The 10 people murdered and three injured in Buffalo have become examples of the ongoing, systemic and collective violence against Black people in this country.
The names of those killed are Roberta A. Drury, age 32; Margus D. Morrison, age 52; Andre Mackneil, age 53; Aaron Salter, age 55; Geraldine Talley, age 62; Celestine Chaney, age 65; Heyward Patterson, age 67; Katherine Massey, age 72; Pearl Young, age 77; Ruth Whitefield, age 86. We hope that Zaire Goodman, age 20, Jennifer Warrington, age 50, and Christopher Braden, age 55, find their way to healing, body and soul.
While much attention has been focused on the gunman and the details of the shooting, Black residents gathered in East Buffalo on Sunday to protest their decadeslong history of systemic segregation and marginalization.
One resident, Marlene Brown, was quoted in the New York Times as saying, “We want to be protected and treated like we matter … without it taking a white supremacist shooting up our community … Time and again, they’ve shown nobody cares about us here. It’s a pattern.”
Another Buffalo resident, Earlene Patterson, 64, reflected that, “The pain is in our DNA at this point… It’s in my great-grandfather, my father. It’s in me.”
As a rabbi, my Jewish practice prompts me to try to understand and act upon the sources of Saturday’s violence and all it represents from a variety of vantage points: political, historical and ultimately, human. As Leviticus 19:16 commands us, we can not stand idly by while another human being’s blood is shed.
Professional journalists have already elucidated the political connection to Saturday’s murders and the ongoing realities exemplified by Buffalo’s Black community. The gunman espoused the odious replacement theory, long embraced and promoted by the far right and made legitimate by the mainstream GOP leadership. The political theory animating these murders has been promoted obsessively by the pundit Tucker Carlson as well as by GOP representatives such as Matt Gaetz and Elise Stefanik.
Other apologists endorse this murderous theory through their silence or by distancing themselves from the shooter who espoused it in their notes and on social media. But such equivocations are hollow, disingenuous, and worse, as it is a grave violation of the public trust to disavow the link between hate speech, its viral dissemination on social media, and the ensuing murders of people who are targeted as they were in Buffalo.
Even as this moment demands for the attention to the Black lives lost and the ongoing violence done to the Black community, we need to be aware of the functional role that antisemitism plays in these attacks. The community organizer and activist Eric Ward, in his seminal essay “Skin in the Game,” shows how white supremacists leverage antisemitism in their war against Black and brown people.
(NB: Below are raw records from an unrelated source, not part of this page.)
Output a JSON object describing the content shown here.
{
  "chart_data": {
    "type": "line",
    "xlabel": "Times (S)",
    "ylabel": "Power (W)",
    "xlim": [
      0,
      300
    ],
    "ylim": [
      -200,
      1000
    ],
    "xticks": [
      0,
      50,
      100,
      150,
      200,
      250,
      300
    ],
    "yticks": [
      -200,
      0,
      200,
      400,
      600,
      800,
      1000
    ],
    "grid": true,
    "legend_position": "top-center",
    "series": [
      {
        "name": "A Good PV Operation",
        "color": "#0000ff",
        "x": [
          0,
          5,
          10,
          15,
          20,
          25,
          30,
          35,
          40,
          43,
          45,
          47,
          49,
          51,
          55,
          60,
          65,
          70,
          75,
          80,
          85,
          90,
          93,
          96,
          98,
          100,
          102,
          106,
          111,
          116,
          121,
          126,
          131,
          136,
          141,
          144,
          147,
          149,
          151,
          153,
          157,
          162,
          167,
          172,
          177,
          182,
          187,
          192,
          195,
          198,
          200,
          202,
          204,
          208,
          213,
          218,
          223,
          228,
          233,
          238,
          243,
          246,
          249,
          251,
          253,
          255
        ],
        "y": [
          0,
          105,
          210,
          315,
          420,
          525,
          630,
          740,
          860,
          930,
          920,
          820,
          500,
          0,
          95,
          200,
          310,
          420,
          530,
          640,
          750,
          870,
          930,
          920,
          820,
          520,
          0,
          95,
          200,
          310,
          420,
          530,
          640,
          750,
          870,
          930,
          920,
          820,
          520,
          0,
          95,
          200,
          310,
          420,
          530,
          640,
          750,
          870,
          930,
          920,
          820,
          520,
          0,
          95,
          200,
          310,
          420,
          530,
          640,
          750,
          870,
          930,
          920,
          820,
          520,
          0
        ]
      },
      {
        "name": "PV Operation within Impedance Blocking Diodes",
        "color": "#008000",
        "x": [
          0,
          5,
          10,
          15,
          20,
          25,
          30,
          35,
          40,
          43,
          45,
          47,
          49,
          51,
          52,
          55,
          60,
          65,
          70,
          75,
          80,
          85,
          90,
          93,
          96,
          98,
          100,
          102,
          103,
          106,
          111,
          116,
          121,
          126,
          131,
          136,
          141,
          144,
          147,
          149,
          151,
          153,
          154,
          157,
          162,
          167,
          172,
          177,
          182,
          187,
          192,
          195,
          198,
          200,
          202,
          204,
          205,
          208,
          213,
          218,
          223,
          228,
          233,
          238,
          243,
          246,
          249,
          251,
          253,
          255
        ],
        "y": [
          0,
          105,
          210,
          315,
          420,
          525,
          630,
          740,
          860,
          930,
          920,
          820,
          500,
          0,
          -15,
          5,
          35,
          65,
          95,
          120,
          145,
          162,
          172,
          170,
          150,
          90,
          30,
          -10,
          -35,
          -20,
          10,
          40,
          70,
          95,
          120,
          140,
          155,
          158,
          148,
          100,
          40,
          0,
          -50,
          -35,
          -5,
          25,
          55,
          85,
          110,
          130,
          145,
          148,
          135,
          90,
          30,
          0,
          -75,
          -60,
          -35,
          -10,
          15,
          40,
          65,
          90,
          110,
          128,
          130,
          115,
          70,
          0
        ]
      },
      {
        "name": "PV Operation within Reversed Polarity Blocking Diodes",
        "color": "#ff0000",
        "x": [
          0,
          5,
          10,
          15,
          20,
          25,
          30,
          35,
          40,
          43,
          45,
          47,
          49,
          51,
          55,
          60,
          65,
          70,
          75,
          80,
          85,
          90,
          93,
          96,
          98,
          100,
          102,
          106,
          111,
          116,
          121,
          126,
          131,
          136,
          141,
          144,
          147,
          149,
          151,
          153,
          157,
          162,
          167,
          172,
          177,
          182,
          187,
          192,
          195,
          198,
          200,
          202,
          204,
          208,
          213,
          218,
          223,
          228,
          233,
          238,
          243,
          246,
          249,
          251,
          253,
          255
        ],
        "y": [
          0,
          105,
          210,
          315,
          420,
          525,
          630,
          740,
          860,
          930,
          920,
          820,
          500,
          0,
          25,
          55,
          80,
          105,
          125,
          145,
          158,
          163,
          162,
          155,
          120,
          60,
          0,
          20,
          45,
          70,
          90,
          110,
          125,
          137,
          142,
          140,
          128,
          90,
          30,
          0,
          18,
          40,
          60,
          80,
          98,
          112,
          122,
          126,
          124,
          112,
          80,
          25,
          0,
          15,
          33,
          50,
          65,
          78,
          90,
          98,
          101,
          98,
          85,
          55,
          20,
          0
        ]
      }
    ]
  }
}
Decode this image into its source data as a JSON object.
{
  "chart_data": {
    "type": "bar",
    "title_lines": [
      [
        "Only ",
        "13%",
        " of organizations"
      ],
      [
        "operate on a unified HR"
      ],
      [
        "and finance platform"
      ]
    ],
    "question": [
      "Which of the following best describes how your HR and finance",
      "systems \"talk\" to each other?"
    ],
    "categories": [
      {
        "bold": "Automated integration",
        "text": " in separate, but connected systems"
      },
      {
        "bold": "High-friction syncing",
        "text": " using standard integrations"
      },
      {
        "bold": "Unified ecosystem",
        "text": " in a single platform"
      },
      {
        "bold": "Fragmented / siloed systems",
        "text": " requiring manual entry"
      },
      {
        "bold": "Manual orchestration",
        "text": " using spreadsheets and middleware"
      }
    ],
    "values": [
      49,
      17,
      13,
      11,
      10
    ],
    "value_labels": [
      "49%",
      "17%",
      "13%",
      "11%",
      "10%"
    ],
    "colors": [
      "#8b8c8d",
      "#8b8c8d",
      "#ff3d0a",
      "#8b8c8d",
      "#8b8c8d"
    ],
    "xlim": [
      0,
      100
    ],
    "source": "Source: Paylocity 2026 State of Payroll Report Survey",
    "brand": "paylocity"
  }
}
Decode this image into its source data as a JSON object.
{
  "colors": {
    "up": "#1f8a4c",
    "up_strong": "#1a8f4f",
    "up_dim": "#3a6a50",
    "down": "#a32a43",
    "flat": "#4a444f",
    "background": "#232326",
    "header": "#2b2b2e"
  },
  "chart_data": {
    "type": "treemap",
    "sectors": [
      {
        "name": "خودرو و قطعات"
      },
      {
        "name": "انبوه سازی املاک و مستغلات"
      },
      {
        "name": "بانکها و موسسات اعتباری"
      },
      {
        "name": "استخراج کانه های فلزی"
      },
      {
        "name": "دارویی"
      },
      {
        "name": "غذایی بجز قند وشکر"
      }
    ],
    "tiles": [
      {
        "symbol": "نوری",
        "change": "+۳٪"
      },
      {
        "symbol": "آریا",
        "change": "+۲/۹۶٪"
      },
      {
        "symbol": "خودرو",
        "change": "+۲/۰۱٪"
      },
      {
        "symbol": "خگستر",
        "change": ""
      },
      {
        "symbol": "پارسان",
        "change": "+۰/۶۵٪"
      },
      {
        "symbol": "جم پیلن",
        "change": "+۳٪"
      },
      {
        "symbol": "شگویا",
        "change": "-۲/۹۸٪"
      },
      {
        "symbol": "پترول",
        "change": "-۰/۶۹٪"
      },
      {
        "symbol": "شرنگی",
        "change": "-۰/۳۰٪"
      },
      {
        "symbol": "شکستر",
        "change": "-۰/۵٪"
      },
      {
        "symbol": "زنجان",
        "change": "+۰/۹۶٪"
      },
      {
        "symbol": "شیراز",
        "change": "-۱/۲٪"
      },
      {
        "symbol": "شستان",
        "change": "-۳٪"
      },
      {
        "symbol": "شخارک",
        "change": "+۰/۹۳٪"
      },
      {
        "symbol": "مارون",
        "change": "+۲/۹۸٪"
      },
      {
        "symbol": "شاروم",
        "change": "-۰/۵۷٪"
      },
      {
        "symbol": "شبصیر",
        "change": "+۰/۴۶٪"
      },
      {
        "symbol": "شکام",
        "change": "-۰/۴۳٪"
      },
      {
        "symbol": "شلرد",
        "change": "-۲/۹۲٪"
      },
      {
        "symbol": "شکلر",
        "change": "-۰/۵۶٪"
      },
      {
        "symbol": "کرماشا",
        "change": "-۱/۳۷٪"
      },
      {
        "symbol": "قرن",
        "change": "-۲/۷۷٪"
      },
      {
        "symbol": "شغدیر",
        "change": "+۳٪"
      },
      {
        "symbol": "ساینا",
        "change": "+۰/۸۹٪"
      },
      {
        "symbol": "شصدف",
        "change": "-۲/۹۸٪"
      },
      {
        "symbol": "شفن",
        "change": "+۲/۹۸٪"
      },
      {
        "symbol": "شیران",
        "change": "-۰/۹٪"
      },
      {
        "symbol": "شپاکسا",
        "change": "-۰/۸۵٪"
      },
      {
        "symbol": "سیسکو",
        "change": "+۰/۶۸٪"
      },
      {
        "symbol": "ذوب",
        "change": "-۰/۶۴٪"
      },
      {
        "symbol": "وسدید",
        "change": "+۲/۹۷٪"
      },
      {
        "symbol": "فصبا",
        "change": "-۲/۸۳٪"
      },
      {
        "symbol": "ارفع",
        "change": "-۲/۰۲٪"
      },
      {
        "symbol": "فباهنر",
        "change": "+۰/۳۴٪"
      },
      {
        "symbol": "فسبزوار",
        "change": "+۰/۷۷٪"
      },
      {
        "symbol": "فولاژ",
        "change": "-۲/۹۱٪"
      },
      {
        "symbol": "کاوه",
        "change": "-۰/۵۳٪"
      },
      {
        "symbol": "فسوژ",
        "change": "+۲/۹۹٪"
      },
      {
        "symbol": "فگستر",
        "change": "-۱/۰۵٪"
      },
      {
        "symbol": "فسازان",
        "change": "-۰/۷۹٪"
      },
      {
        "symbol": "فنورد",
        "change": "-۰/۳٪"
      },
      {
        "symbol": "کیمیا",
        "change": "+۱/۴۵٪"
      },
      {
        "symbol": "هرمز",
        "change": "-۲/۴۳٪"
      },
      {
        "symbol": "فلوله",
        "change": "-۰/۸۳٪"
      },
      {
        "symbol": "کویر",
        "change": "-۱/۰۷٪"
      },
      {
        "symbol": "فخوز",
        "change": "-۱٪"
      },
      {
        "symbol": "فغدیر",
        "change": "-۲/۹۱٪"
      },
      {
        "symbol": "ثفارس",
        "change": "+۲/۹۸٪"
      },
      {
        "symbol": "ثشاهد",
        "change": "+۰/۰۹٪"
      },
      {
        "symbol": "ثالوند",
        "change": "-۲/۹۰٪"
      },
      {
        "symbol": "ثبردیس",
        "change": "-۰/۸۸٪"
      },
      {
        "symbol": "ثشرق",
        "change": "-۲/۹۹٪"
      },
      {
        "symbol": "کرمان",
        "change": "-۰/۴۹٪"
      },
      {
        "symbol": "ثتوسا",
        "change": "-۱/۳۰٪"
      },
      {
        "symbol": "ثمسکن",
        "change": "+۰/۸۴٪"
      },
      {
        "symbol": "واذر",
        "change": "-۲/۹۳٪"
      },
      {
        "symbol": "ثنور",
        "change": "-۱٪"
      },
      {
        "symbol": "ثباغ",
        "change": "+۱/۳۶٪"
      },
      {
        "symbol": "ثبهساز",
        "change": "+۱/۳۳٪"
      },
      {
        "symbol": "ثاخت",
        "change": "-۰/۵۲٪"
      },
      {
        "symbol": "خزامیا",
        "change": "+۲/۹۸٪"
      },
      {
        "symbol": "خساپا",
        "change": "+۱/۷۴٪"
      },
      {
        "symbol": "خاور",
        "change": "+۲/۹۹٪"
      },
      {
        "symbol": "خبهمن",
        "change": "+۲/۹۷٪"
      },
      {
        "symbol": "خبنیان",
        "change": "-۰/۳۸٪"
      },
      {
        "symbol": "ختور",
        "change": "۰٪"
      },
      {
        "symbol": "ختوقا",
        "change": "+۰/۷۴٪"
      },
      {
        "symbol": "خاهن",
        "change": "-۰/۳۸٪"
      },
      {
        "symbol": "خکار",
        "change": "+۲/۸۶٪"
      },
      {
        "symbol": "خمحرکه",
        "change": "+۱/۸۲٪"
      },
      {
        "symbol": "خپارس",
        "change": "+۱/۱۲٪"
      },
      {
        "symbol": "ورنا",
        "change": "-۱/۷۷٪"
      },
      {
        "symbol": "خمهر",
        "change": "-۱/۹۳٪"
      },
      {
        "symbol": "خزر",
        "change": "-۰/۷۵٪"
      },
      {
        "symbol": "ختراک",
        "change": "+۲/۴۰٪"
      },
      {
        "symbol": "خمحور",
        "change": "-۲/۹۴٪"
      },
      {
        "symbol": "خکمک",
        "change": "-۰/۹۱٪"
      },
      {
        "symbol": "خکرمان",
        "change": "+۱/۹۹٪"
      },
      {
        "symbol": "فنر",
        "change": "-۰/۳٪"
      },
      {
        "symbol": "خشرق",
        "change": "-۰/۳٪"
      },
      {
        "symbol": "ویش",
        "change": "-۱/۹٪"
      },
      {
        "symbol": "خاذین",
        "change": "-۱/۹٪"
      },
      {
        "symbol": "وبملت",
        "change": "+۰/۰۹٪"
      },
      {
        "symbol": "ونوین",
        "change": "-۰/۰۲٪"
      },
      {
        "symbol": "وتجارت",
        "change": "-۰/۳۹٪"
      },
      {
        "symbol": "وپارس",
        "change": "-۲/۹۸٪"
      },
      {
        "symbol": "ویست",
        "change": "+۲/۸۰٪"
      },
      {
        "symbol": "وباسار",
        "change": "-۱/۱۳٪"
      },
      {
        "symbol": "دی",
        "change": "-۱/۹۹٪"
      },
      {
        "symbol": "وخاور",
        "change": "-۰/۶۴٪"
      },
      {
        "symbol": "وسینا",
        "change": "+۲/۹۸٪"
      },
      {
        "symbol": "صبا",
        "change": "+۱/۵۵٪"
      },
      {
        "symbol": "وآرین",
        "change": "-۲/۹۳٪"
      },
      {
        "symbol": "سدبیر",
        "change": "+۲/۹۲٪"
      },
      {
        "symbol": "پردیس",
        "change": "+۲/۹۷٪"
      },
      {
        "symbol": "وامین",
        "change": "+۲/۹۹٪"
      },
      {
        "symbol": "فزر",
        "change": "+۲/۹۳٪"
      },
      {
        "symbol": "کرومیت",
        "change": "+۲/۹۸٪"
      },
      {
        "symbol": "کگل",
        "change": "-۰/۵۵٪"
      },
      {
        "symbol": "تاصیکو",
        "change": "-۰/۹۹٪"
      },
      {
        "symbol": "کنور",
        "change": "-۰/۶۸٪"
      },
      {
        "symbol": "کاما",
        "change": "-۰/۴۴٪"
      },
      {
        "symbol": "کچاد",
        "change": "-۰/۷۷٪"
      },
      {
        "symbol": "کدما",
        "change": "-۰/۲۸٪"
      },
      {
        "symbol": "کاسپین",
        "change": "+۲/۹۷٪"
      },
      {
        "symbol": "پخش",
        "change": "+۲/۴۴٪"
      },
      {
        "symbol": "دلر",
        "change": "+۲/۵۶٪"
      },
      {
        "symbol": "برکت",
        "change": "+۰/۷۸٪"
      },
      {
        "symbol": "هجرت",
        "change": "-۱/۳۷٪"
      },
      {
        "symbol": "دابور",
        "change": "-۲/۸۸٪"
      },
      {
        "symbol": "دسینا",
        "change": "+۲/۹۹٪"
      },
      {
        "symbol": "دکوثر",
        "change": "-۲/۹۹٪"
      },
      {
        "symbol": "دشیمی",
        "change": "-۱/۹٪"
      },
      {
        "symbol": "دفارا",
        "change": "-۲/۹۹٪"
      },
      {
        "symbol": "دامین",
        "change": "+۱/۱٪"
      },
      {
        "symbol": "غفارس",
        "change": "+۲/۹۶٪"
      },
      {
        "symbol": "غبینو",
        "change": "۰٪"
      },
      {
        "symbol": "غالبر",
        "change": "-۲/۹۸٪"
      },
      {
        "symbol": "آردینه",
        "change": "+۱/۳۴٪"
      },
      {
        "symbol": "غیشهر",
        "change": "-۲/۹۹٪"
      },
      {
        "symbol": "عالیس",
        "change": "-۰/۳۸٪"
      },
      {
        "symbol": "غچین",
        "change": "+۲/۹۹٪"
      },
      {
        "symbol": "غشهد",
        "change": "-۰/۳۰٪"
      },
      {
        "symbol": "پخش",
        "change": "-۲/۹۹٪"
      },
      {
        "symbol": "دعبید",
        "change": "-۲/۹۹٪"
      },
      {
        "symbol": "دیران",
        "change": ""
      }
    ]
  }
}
From a political perspective, this means that an event of hate speech, not to mention an act of racist or antisemitic violence, strikes at all people who are Black, brown and Jewish as well as at people who have some connection to these communities, which means all of us. So, we must see ourselves, our communities, and our destinies as all bound up with each other, even or especially because our histories and experiences of oppression and/or privilege will be different.
To apply this inclusive logic to Saturday’s murders means that, while a lone shooter was immediately responsible, we are all implicated in ongoing racial violence, even as we have an obligation to participate in ongoing restoration and healing.
While it may be deeply satisfying and cathartic to go after the injustice and violence “out there” in the world, it is perhaps more true and effective to look at the racism in our midst, even though doing so is undoubtedly painful, slow and uneven.
It is one of the great privileges of my life to have been the rabbi of Congregation B’nai Israel in Northampton for 20 years, but I am under no illusion that we are immune from the kind of systemic racism that the Black community in Buffalo and Black communities everywhere have endured.
I know, for example, that there are people of color who have experienced being “othered” in my beloved and welcoming synagogue, and so we have committed ourselves over several years to becoming an anti-racist congregation, even as we occasionally stumble in our work and still have much more to do.
When my sons attended Northampton schools, I always wondered why there was a police officer posted to their elementary school, and others posted to their middle school and high schools, especially when we know how Black and brown people are targeted in the school-to-prison pipeline.
When my sons were in high school, I wanted to know more about the thinking that prevented the Black and brown children they learned with in early grades from having the same kind of access to honors, AP’s and electives they had. None of these signs of public inequity, authoritarianism and racism are easy to remedy, but we need to address them in a constant and transparent way immediately and over time.
Rabbi Justin David of Congregation B’nai Israel in Northampton.